UNICEF's work in Malaysia has since evolved with the nation’s development and progress into an upper-middle income country. In addition to helping provide children the best start in life through quality health and education as well as protection from violence, exploitation and abuse, the UN children's agency also works with its partners in Government and civil society to reduce child poverty and engages with businesses to promote child-friendly corporate social responsibility.

The 2011-2015 Country Programme links policies and programmes through a combination of ‘upstream’ and ‘downstream’ work to effect change in the lives of children and their families. This includes using data and good practices to advance and support policies promoting child rights and helping Malaysia invest in children and families by formulating and implementing laws that benefit them.

UNICEF is an intergovernmental organisation (IGO) and thus accountable to its host government. It is funded entirely by the voluntary contributions of individuals, businesses, foundations and governments.

==Convention on the Rights of the Child==
The Convention on the Rights of the Child (CRC) is a human rights treaty which upholds the civil, political, economic, social, health and cultural rights of all children below 18 years. Adopted by the United Nations General Assembly on 20 November 1989, the CRC defines the universal principles and standards for the status and treatment of children worldwide.
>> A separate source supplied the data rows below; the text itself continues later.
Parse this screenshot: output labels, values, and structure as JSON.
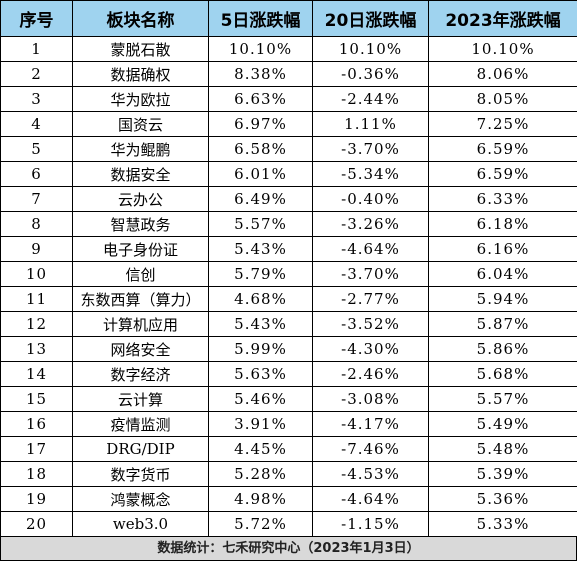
{
  "table": {
    "headers": [
      "序号",
      "板块名称",
      "5日涨跌幅",
      "20日涨跌幅",
      "2023年涨跌幅"
    ],
    "rows": [
      {
        "no": "1",
        "name": "蒙脱石散",
        "d5": "10.10%",
        "d20": "10.10%",
        "ytd": "10.10%"
      },
      {
        "no": "2",
        "name": "数据确权",
        "d5": "8.38%",
        "d20": "-0.36%",
        "ytd": "8.06%"
      },
      {
        "no": "3",
        "name": "华为欧拉",
        "d5": "6.63%",
        "d20": "-2.44%",
        "ytd": "8.05%"
      },
      {
        "no": "4",
        "name": "国资云",
        "d5": "6.97%",
        "d20": "1.11%",
        "ytd": "7.25%"
      },
      {
        "no": "5",
        "name": "华为鲲鹏",
        "d5": "6.58%",
        "d20": "-3.70%",
        "ytd": "6.59%"
      },
      {
        "no": "6",
        "name": "数据安全",
        "d5": "6.01%",
        "d20": "-5.34%",
        "ytd": "6.59%"
      },
      {
        "no": "7",
        "name": "云办公",
        "d5": "6.49%",
        "d20": "-0.40%",
        "ytd": "6.33%"
      },
      {
        "no": "8",
        "name": "智慧政务",
        "d5": "5.57%",
        "d20": "-3.26%",
        "ytd": "6.18%"
      },
      {
        "no": "9",
        "name": "电子身份证",
        "d5": "5.43%",
        "d20": "-4.64%",
        "ytd": "6.16%"
      },
      {
        "no": "10",
        "name": "信创",
        "d5": "5.79%",
        "d20": "-3.70%",
        "ytd": "6.04%"
      },
      {
        "no": "11",
        "name": "东数西算（算力）",
        "d5": "4.68%",
        "d20": "-2.77%",
        "ytd": "5.94%"
      },
      {
        "no": "12",
        "name": "计算机应用",
        "d5": "5.43%",
        "d20": "-3.52%",
        "ytd": "5.87%"
      },
      {
        "no": "13",
        "name": "网络安全",
        "d5": "5.99%",
        "d20": "-4.30%",
        "ytd": "5.86%"
      },
      {
        "no": "14",
        "name": "数字经济",
        "d5": "5.63%",
        "d20": "-2.46%",
        "ytd": "5.68%"
      },
      {
        "no": "15",
        "name": "云计算",
        "d5": "5.46%",
        "d20": "-3.08%",
        "ytd": "5.57%"
      },
      {
        "no": "16",
        "name": "疫情监测",
        "d5": "3.91%",
        "d20": "-4.17%",
        "ytd": "5.49%"
      },
      {
        "no": "17",
        "name": "DRG/DIP",
        "d5": "4.45%",
        "d20": "-7.46%",
        "ytd": "5.48%"
      },
      {
        "no": "18",
        "name": "数字货币",
        "d5": "5.28%",
        "d20": "-4.53%",
        "ytd": "5.39%"
      },
      {
        "no": "19",
        "name": "鸿蒙概念",
        "d5": "4.98%",
        "d20": "-4.64%",
        "ytd": "5.36%"
      },
      {
        "no": "20",
        "name": "web3.0",
        "d5": "5.72%",
        "d20": "-1.15%",
        "ytd": "5.33%"
      }
    ]
  },
  "footer": {
    "text": "数据统计：七禾研究中心（2023年1月3日）"
  },
  "colors": {
    "header_bg": "#9fd3ef",
    "footer_bg": "#d9d9d9"
  }
}
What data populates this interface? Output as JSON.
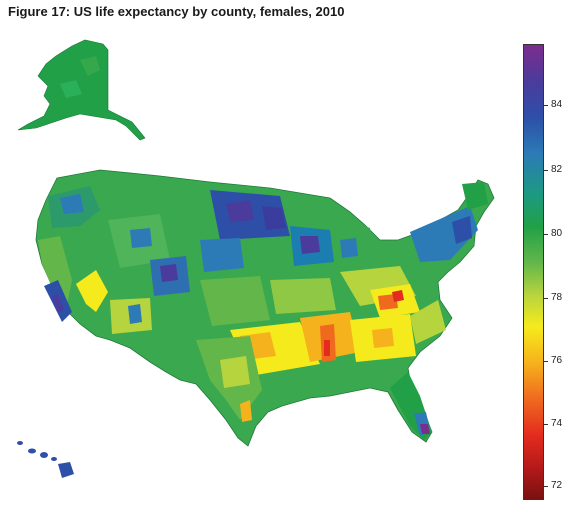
{
  "title": "Figure 17: US life expectancy by county, females, 2010",
  "legend": {
    "ticks": [
      "84",
      "82",
      "80",
      "78",
      "76",
      "74",
      "72"
    ],
    "colors": {
      "high": "#7b2d8e",
      "upper": "#2c7bb6",
      "mid_high": "#21a048",
      "mid": "#f5eb1c",
      "low": "#ef6a1f",
      "lower": "#e32b1e",
      "lowest": "#7a1010"
    }
  }
}
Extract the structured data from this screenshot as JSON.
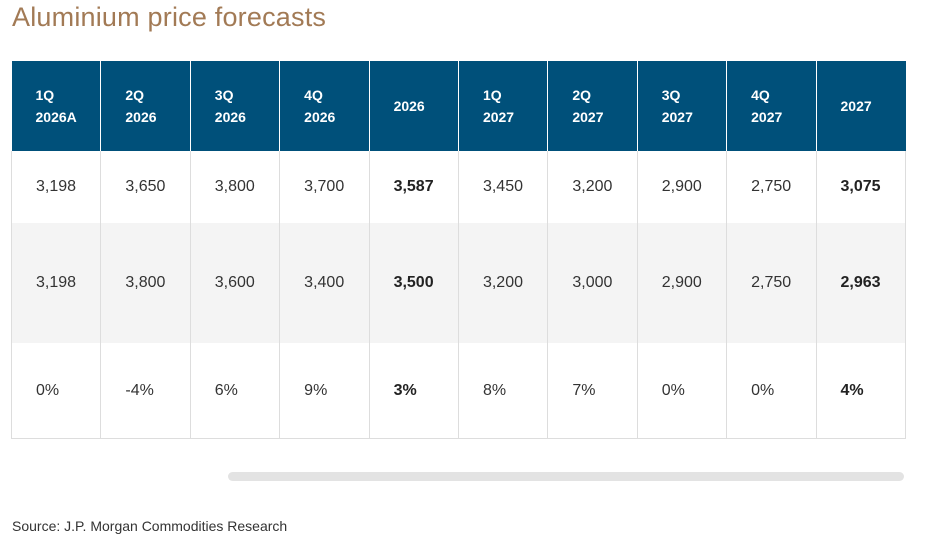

Two optional protocols were adopted on 25 May 2000. The First Optional Protocol restricts the involvement of children in military conflicts, and the Second Optional Protocol prohibits the sale of children, child prostitution and child pornography. A third optional protocol relating to communication of complaints was adopted in December 2011.

The CRC spells out a specific role for UNICEF, in its capacity as the UN body responsible for the rights of children. UNICEF is required to promote the effective implementation of the CRC and to encourage international co-operation for the benefit of children. UNICEF is also entitled to be represented when each country’s implementation of the CRC is considered by the Committee every five years.

Malaysia ratified the CRC in 1995 and the First and Second Optional Protocols in 2012.